Murkowski Bill Would Arm Soldiers With Information on Strain, Stress
Senator Introduces Military Mental Health Improvement Act, To Combat Suicides By Reducing Stigma Through Better Information
WASHINGTON, DC — As the United States Senate prepares to debate the National Defense Authorization Act – authorizing military pay, benefits and some policy initiatives – next week, Senator Lisa Murkowski is prioritizing our men and women in uniform by introducing S.1703, the Military Mental Health Improvement Act. This bill would clearly and comprehensively communicate exactly how their mental health records can be accessed or used throughout their career to service members when they enter the military – so that misinformation that would make them more reluctant to share problems is not given a chance to take hold.
“Military service on American soil and aboard is an intense and often life-changing experience for our troops, resulting in unseen scars that too many believe they must tolerate in deafening silence,” said Murkowski. “There is a considerable stigma attached to seeking psychological help to treat the spectrum of stress and depression – where soldiers incorrectly believe their file will be flagged and their military career path will be hurt. One of the bravest things someone can do is to ask for help; I believe that improving the information flow will keep soldiers from believing they must choose between their career and their health.”
More members of the U.S. military took their own lives (349) in 2012 than the number of combat casualties in Iraq and Afghanistan combined, which many mental health care providers and active duty military trace back to the stigma of seeking the care of a psychologist and the rampant myths that making that call or appointment would impede one’s professional advancement pursuit.
Murkowski’s introduction of the bill has already been appreciated by veterans groups nationwide. The Veterans of Foreign Wars wrote her “Although service members readily seek care for physical injuries, many are still reluctant to seek out mental health care.
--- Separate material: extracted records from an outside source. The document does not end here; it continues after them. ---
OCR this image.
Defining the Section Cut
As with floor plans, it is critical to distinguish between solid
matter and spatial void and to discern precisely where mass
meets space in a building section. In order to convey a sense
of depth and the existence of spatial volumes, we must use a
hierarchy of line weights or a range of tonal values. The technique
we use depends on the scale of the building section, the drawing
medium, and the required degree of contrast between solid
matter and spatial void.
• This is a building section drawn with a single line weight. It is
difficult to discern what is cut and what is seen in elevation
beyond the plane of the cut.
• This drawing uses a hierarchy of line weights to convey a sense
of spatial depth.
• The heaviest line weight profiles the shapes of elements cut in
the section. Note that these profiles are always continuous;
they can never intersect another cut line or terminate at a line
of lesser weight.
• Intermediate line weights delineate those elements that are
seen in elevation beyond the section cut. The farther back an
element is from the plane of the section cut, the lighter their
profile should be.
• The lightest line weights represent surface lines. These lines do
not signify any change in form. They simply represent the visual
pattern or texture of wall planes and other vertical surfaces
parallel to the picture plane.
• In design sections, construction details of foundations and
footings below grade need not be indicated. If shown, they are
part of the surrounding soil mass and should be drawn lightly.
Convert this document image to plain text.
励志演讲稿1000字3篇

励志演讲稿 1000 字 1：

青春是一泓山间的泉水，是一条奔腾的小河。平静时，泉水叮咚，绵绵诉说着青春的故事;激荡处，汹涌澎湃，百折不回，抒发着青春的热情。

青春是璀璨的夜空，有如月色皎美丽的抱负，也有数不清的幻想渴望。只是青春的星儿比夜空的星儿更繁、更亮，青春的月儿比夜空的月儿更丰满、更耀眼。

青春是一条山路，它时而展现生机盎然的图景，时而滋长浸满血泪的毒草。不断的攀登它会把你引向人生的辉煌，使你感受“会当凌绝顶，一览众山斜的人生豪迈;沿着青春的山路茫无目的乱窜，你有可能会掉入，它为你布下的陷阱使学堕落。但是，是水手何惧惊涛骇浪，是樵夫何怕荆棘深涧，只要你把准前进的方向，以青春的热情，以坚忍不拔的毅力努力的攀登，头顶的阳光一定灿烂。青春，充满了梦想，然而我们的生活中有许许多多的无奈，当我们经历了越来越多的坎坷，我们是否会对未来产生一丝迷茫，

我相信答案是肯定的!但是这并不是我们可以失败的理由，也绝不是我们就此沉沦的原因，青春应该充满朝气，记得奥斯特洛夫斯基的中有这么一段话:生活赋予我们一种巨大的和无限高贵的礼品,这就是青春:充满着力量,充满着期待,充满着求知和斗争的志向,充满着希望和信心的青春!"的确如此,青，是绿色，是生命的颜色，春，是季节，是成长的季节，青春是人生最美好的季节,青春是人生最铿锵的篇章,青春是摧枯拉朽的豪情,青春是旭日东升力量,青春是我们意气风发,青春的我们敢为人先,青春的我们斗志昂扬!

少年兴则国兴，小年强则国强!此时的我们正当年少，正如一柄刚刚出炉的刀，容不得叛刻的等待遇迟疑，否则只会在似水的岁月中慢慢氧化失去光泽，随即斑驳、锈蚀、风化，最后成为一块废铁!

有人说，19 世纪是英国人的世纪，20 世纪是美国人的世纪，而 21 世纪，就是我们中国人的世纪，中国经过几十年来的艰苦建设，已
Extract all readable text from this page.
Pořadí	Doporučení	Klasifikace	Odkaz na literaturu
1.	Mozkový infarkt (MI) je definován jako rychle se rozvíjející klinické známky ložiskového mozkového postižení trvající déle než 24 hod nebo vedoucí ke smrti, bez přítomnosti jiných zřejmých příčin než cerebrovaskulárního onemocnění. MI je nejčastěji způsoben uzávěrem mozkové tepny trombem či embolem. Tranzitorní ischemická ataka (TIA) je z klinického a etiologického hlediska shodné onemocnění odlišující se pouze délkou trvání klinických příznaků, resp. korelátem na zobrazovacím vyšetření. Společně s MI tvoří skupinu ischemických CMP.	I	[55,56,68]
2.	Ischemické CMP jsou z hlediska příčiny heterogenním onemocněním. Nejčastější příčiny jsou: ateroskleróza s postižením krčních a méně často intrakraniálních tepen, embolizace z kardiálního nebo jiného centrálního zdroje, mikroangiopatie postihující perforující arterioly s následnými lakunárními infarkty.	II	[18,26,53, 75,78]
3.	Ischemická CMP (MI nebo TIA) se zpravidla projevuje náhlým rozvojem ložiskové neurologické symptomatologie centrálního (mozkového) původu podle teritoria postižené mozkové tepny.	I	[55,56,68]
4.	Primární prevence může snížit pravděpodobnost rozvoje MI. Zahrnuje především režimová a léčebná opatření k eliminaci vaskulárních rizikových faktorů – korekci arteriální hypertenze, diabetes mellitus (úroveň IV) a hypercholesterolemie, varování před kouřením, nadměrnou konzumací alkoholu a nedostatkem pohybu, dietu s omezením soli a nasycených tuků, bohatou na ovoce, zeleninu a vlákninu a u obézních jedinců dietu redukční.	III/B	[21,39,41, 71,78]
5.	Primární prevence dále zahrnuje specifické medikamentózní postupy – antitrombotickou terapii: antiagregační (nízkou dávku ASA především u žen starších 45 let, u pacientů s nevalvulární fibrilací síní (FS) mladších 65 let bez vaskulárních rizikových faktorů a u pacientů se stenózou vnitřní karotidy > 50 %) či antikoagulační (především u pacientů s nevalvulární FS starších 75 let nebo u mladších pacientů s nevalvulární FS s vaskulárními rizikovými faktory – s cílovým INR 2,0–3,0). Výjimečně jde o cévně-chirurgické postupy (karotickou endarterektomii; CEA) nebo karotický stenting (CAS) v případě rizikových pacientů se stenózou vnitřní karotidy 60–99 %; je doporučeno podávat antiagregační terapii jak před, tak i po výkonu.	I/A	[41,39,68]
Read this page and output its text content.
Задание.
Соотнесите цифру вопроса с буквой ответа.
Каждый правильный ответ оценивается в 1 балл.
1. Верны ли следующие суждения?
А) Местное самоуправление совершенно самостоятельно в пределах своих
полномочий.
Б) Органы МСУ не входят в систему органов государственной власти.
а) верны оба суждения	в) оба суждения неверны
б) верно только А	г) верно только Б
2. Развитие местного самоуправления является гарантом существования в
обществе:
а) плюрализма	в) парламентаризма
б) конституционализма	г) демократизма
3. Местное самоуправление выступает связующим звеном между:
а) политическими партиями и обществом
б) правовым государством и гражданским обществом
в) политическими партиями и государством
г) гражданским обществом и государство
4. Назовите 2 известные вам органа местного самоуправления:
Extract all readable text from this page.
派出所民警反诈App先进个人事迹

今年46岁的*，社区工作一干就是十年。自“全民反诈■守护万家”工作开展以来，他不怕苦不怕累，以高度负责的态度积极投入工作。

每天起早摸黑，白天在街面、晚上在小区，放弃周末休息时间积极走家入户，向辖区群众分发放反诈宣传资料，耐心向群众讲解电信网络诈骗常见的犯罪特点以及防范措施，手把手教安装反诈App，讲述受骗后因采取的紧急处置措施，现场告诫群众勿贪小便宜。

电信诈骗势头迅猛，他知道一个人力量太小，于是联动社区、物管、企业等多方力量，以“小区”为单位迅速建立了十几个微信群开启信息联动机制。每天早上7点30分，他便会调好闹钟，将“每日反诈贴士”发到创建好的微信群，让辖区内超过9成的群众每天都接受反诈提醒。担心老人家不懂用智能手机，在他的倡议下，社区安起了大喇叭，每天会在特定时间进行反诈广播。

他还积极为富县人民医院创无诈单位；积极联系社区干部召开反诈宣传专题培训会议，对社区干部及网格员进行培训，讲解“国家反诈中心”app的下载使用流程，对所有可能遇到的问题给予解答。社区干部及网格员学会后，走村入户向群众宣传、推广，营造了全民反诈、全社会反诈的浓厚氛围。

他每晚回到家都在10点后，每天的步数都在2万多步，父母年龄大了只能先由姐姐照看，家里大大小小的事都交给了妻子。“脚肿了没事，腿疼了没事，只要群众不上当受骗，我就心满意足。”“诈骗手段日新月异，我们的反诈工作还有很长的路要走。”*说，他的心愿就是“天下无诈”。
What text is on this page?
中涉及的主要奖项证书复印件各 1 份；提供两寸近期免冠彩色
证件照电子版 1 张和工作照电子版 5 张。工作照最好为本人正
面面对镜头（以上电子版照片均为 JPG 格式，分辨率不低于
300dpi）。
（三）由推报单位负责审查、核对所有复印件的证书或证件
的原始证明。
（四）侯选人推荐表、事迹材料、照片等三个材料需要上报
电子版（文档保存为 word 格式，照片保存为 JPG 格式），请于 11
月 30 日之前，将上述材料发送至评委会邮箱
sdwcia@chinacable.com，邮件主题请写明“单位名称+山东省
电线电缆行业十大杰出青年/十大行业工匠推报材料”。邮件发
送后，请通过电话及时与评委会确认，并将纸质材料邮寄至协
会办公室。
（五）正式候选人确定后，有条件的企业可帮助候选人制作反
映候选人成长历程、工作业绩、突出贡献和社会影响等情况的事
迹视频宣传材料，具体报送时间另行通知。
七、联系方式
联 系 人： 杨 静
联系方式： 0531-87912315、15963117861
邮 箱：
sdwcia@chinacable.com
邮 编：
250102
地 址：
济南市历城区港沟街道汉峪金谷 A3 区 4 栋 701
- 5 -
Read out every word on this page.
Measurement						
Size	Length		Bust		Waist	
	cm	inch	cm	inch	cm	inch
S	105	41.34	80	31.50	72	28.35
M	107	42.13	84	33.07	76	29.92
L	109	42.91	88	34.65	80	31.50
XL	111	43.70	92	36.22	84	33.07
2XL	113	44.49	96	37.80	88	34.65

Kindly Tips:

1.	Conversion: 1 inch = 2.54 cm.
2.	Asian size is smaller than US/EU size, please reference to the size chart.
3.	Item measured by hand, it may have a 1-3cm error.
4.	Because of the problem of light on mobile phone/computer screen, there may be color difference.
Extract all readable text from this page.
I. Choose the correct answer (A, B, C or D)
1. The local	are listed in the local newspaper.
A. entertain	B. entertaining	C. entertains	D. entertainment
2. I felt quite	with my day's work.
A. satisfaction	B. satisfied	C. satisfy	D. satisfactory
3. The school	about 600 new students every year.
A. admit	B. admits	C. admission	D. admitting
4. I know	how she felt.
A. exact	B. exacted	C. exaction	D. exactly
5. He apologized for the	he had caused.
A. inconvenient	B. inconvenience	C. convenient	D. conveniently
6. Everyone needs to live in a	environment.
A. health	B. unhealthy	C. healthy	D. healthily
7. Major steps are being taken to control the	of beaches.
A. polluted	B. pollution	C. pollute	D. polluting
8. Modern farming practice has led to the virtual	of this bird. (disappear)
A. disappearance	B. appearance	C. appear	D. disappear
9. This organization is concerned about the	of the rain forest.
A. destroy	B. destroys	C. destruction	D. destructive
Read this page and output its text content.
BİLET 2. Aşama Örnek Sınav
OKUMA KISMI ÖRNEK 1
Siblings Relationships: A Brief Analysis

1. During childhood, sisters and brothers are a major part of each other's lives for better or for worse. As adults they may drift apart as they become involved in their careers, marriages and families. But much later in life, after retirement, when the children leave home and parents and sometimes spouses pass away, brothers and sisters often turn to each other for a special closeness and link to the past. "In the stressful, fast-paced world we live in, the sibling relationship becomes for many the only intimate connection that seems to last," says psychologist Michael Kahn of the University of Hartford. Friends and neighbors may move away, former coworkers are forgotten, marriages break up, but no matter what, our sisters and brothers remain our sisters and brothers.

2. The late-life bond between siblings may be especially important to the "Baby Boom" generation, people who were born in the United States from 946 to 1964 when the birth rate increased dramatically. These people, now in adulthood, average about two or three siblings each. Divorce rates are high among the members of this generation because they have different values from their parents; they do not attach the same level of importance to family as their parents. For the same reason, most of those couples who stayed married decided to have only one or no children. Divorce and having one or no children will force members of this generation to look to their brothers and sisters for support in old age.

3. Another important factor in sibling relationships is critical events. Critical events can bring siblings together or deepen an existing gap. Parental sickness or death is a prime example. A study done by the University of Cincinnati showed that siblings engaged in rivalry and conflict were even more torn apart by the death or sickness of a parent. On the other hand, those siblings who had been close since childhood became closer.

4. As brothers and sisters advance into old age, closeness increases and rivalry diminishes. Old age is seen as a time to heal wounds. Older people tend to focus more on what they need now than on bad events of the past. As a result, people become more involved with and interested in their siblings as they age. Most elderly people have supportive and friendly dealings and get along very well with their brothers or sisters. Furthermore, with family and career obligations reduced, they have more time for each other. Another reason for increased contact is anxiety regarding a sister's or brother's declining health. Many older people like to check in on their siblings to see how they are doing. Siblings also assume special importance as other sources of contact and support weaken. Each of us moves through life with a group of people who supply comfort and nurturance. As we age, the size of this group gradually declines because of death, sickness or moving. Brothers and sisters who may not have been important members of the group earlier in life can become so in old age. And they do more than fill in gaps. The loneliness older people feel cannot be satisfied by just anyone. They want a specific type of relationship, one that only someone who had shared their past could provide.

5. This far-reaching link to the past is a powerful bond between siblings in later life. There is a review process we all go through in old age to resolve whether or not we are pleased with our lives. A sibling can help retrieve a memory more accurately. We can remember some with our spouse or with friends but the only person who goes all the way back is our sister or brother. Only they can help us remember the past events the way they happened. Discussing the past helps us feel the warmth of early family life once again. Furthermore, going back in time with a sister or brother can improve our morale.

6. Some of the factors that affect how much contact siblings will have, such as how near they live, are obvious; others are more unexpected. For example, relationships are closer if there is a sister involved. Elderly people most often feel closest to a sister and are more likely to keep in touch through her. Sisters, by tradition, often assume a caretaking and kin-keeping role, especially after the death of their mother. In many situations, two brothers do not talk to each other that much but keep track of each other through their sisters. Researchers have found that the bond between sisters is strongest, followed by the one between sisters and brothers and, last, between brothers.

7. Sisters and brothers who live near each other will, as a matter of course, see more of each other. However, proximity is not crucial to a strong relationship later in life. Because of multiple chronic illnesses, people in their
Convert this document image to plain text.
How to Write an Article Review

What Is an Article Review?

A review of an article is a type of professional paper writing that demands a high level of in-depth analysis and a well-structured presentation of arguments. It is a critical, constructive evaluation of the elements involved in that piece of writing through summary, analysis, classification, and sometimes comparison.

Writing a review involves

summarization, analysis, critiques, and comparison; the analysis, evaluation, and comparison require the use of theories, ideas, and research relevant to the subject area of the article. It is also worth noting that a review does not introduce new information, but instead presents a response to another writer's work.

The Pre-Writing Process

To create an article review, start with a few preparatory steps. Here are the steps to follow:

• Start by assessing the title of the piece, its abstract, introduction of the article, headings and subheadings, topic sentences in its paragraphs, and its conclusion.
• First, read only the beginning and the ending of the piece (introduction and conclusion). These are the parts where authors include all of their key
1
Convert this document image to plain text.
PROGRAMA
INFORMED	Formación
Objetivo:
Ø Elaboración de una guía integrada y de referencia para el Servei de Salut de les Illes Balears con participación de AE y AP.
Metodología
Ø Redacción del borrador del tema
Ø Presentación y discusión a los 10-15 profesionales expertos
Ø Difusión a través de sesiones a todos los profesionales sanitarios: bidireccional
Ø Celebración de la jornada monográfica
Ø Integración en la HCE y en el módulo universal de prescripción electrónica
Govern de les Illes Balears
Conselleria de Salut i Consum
It is clear that the negative stigma associated with mental health problems remains a significant challenge … the VFW commends you for your leadership on this issue.” The Iraq and Afghanistan Veterans of America lauded Senator Murkowski’s launching of the bill in the Senate. “By relaying this information to officers and enlisted personnel at the initial stages of their military training, the bill seeks to eliminate any misunderstandings service members may potentially have should they encounter any inaccurate information during their time of service,” said IAVA Chief Executive Officer and Founder Paul Rieckhoff.
(Senator Murkowski also recently taped a mental health PSA, to provide veterans a number to call)
Senator Murkowski has made advocacy for veterans a signature issue for her, whether it be through expanding health care closer to home in Alaska, introducing legislation to ease the risks facing veterans, spreading awareness through her Veteran Spotlight or events like listening sessions and field hearings across Alaska spanning her Senate career.